Obesity (Silver Spring). 2012 Jun;20(6):1240-8. doi: 10.1038/oby.2011.86. Epub 2011 Apr 28.
Changing BMI categories and healthcare expenditures among elderly Medicare beneficiaries.
SourceWest Virginia University School of Pharmacy, Department of Pharmaceutical Systems and Policy, Morgantown, West Virginia, USA. firstname.lastname@example.org
AbstractTo examine the association between changes in BMI categories and health-care expenditures among elderly Medicare beneficiaries using longitudinal data of the Medicare Current Beneficiary Survey (MCBS) 2000-2005. Changes in BMI were (i) Stayed Normal: individuals with a normal BMI at baseline and follow-up; (ii) Stayed Overweight individuals with overweight BMI at baseline and follow-up; (iii) Stayed Obese individuals with obese BMI at baseline and follow-up; (iv) Normal-Overweight: individuals with normal BMI at baseline and overweight BMI at follow-up; (v) Overweight-Obese: individuals with overweight BMI at baseline and obese BMI at follow-up; (vi) Overweight-Normal: individuals with overweight BMI at baseline and normal BMI at follow-up; (vii) Obese-Overweight: individuals with obese BMI at baseline and overweight BMI at follow-up. Ordinary Least Squares (OLS) models on logged Year 3 expenditures were used to analyze changes in expenditures between BMI categories.
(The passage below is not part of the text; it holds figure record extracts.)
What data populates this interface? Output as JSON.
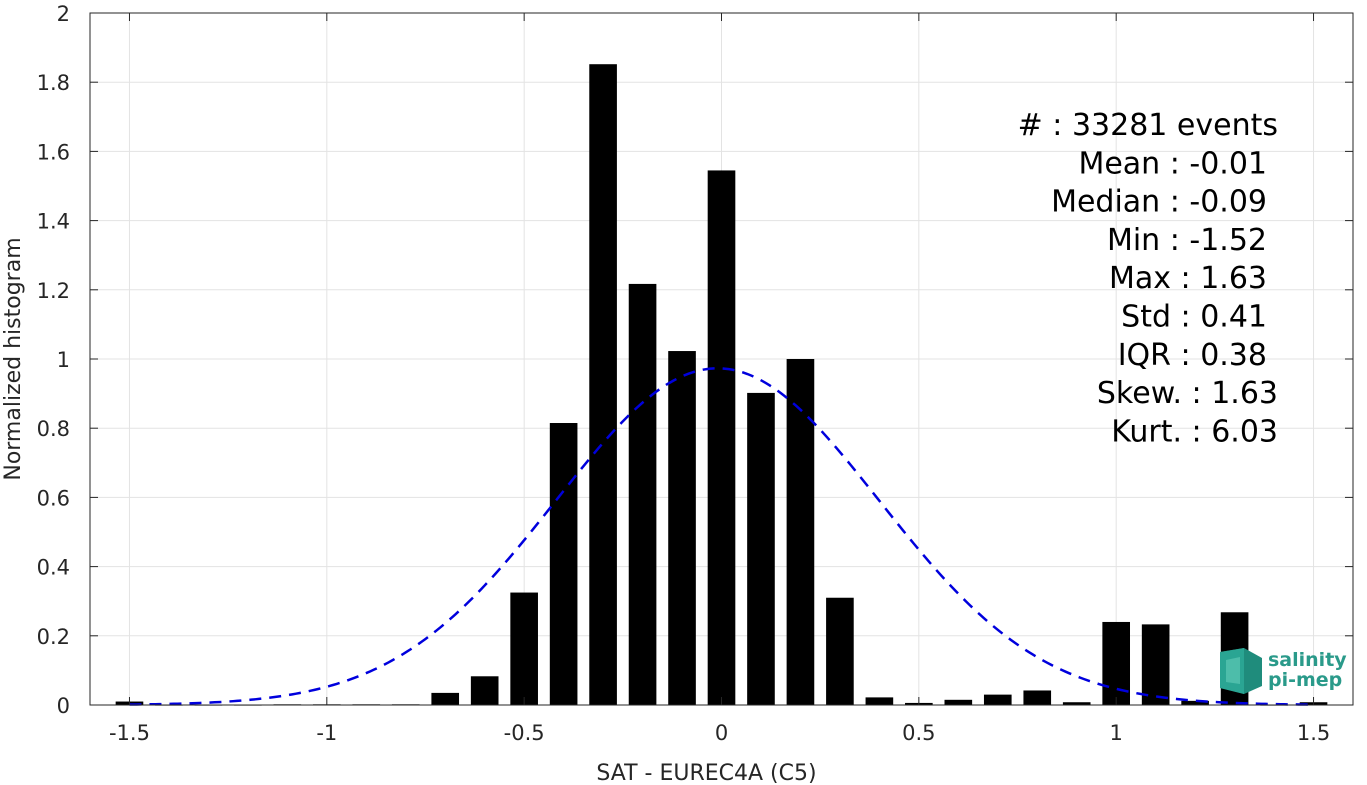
{
  "chart_data": {
    "type": "bar",
    "xlabel": "SAT - EUREC4A (C5)",
    "ylabel": "Normalized histogram",
    "xlim": [
      -1.6,
      1.6
    ],
    "ylim": [
      0,
      2
    ],
    "grid": true,
    "xticks": [
      -1.5,
      -1,
      -0.5,
      0,
      0.5,
      1,
      1.5
    ],
    "xtick_labels": [
      "-1.5",
      "-1",
      "-0.5",
      "0",
      "0.5",
      "1",
      "1.5"
    ],
    "yticks": [
      0,
      0.2,
      0.4,
      0.6,
      0.8,
      1,
      1.2,
      1.4,
      1.6,
      1.8,
      2
    ],
    "ytick_labels": [
      "0",
      "0.2",
      "0.4",
      "0.6",
      "0.8",
      "1",
      "1.2",
      "1.4",
      "1.6",
      "1.8",
      "2"
    ],
    "bar_color": "#000000",
    "bars": {
      "x": [
        -1.5,
        -1.4,
        -1.3,
        -1.2,
        -1.1,
        -1.0,
        -0.9,
        -0.8,
        -0.7,
        -0.6,
        -0.5,
        -0.4,
        -0.3,
        -0.2,
        -0.1,
        0.0,
        0.1,
        0.2,
        0.3,
        0.4,
        0.5,
        0.6,
        0.7,
        0.8,
        0.9,
        1.0,
        1.1,
        1.2,
        1.3,
        1.4,
        1.5
      ],
      "values": [
        0.01,
        0.0,
        0.0,
        0.0,
        0.002,
        0.002,
        0.002,
        0.002,
        0.035,
        0.083,
        0.325,
        0.815,
        1.852,
        1.217,
        1.023,
        1.545,
        0.902,
        1.0,
        0.31,
        0.022,
        0.006,
        0.015,
        0.03,
        0.042,
        0.008,
        0.24,
        0.233,
        0.012,
        0.268,
        0.0,
        0.008
      ],
      "width": 0.07
    },
    "fit": {
      "type": "gaussian",
      "mean": -0.01,
      "std": 0.41,
      "color": "#0000dd",
      "style": "dashed"
    },
    "stats": [
      {
        "label": "#  : 33281 events"
      },
      {
        "label": "Mean : -0.01"
      },
      {
        "label": "Median : -0.09"
      },
      {
        "label": "Min : -1.52"
      },
      {
        "label": "Max : 1.63"
      },
      {
        "label": "Std : 0.41"
      },
      {
        "label": "IQR : 0.38"
      },
      {
        "label": "Skew. : 1.63"
      },
      {
        "label": "Kurt. : 6.03"
      }
    ]
  },
  "logo": {
    "line1": "salinity",
    "line2": "pi-mep",
    "color": "#2a9a8a"
  }
}
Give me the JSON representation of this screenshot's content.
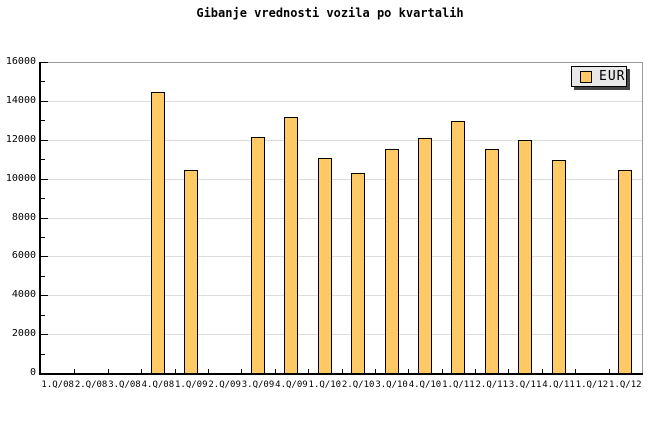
{
  "title": "Gibanje vrednosti vozila po kvartalih",
  "legend": {
    "label": "EUR"
  },
  "colors": {
    "bar_fill": "#FFC966",
    "bar_border": "#000000",
    "grid": "#DDDDDD",
    "axis": "#000000",
    "frame_light": "#9A9A9A",
    "legend_bg": "#E8E8E8",
    "legend_shadow": "#444444"
  },
  "chart_data": {
    "type": "bar",
    "title": "Gibanje vrednosti vozila po kvartalih",
    "categories": [
      "1.Q/08",
      "2.Q/08",
      "3.Q/08",
      "4.Q/08",
      "1.Q/09",
      "2.Q/09",
      "3.Q/09",
      "4.Q/09",
      "1.Q/10",
      "2.Q/10",
      "3.Q/10",
      "4.Q/10",
      "1.Q/11",
      "2.Q/11",
      "3.Q/11",
      "4.Q/11",
      "1.Q/12",
      "1.Q/12"
    ],
    "series": [
      {
        "name": "EUR",
        "values": [
          null,
          null,
          null,
          14450,
          10450,
          null,
          12150,
          13150,
          11050,
          10300,
          11500,
          12100,
          12950,
          11500,
          12000,
          10950,
          null,
          10450
        ]
      }
    ],
    "ylim": [
      0,
      16000
    ],
    "yticks": [
      0,
      2000,
      4000,
      6000,
      8000,
      10000,
      12000,
      14000,
      16000
    ],
    "minor_ytick_step": 1000,
    "xlabel": "",
    "ylabel": "",
    "grid": "horizontal-major",
    "legend_position": "top-right"
  }
}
Overall, 35% Stayed Normal, 34% Stayed Overweight, 18% Stayed Obese, 4% gained weight from Normal-Overweight BMI, 3% gained weight from Overweight-Obese BMI, 5% lost weight from Overweight-Normal BMI, and 3% lost weight from Obese-Overweight BMI. Adjusted models revealed those who Stayed Obese had increased total and multiple expenditure types that were significantly higher than Stayed Normal including total (11%), outpatient (25%), prescription (9%), and medical provider (4%). Compared to Stayed Normal, total expenditures were both 26% higher for Obese-Overweight and Overweight-Obese. The current findings highlight the importance of maintaining a normal BMI in the elderly.